I agree with everyone else - you need to stop focusing on whether or not you are achieving orgasm, and just enjoy what you are receiving. I know personally that I can achieve orgasm every time if I just take the moment for what it is, but if I'm focused on achieving that orgasm, doesn't happen. In fact I don't really even enjoy what is happening.

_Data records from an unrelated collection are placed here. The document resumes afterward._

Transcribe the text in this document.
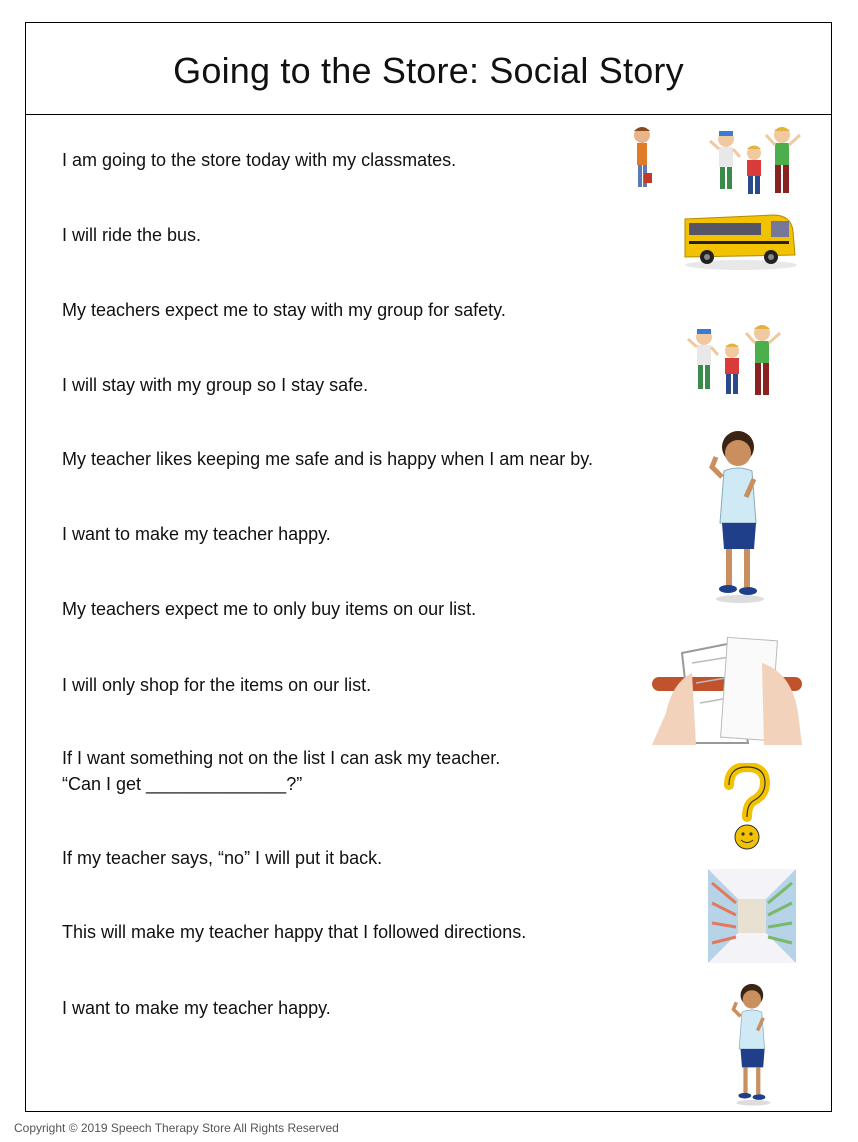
Going to the Store: Social Story
I am going to the store today with my classmates.
I will ride the bus.
My teachers expect me to stay with my group for safety.
I will stay with my group so I stay safe.
My teacher likes keeping me safe and is happy when I am near by.
I want to make my teacher happy.
My teachers expect me to only buy items on our list.
I will only shop for the items on our list.
If I want something not on the list I can ask my teacher.
“Can I get ______________?”
If my teacher says, “no” I will put it back.
This will make my teacher happy that I followed directions.
I want to make my teacher happy.
Copyright © 2019 Speech Therapy Store All Rights Reserved
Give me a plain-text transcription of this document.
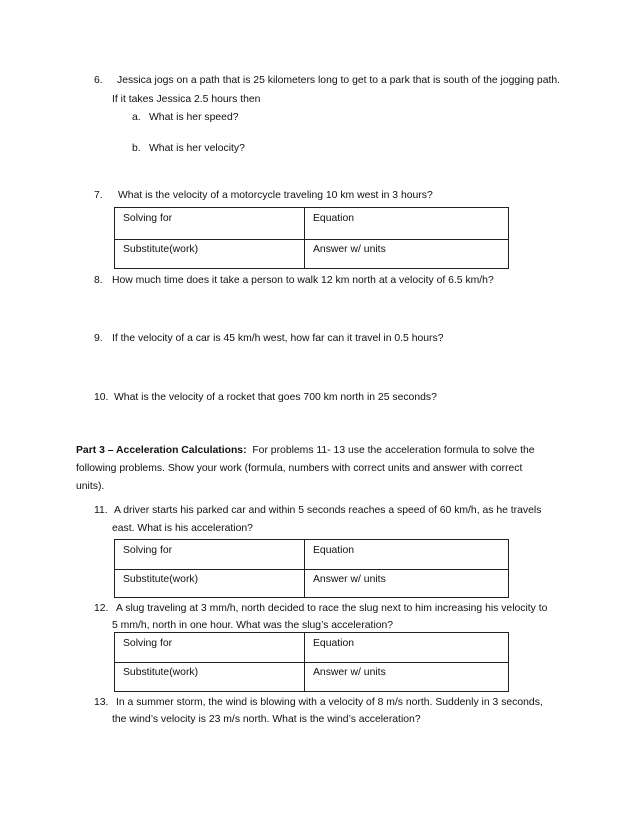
6. Jessica jogs on a path that is 25 kilometers long to get to a park that is south of the jogging path.
If it takes Jessica 2.5 hours then
a. What is her speed?
b. What is her velocity?
7. What is the velocity of a motorcycle traveling 10 km west in 3 hours?
Solving for	Equation
Substitute(work)	Answer w/ units
8. How much time does it take a person to walk 12 km north at a velocity of 6.5 km/h?
9. If the velocity of a car is 45 km/h west, how far can it travel in 0.5 hours?
10. What is the velocity of a rocket that goes 700 km north in 25 seconds?
Part 3 – Acceleration Calculations: For problems 11- 13 use the acceleration formula to solve the
following problems. Show your work (formula, numbers with correct units and answer with correct
units).
11. A driver starts his parked car and within 5 seconds reaches a speed of 60 km/h, as he travels
east. What is his acceleration?
Solving for	Equation
Substitute(work)	Answer w/ units
12. A slug traveling at 3 mm/h, north decided to race the slug next to him increasing his velocity to
5 mm/h, north in one hour. What was the slug’s acceleration?
Solving for	Equation
Substitute(work)	Answer w/ units
13. In a summer storm, the wind is blowing with a velocity of 8 m/s north. Suddenly in 3 seconds,
the wind’s velocity is 23 m/s north. What is the wind’s acceleration?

Inexperience plays a huge part in enjoyment, in my experience. I was with my ex for four years, and he was my first. He'd only had sex once before. And basically I had to teach him everything I knew about myself. However, since we broke up a few months ago I have been with two guys that had more experience than him, and the difference in my enjoyment of sex has been phenomenal. Especially with the guy I'm seeing at the moment.

My advice is:

1) you need to figure out what you like and how you like it so that you can guide the next guy that you are with.
2) you need to relax. don't focus on your enjoyment so much. go with the flow. if you have to use your imagination to think of something that is a real turn on for you.

If, after a while, none of this helps, maybe you might want to see your doctor and make sure your hormone levels are OK. Also, if you're on birth control, your libido can decrease quite substantially. It's different for every woman, but I've experienced it before and it's not much fun!

Good luck

Janet

 


 


iVillage Member
Registered: 04-23-2004
Mon, 10-03-2005 - 9:42pm

I'm going to echo what everyone else has told you.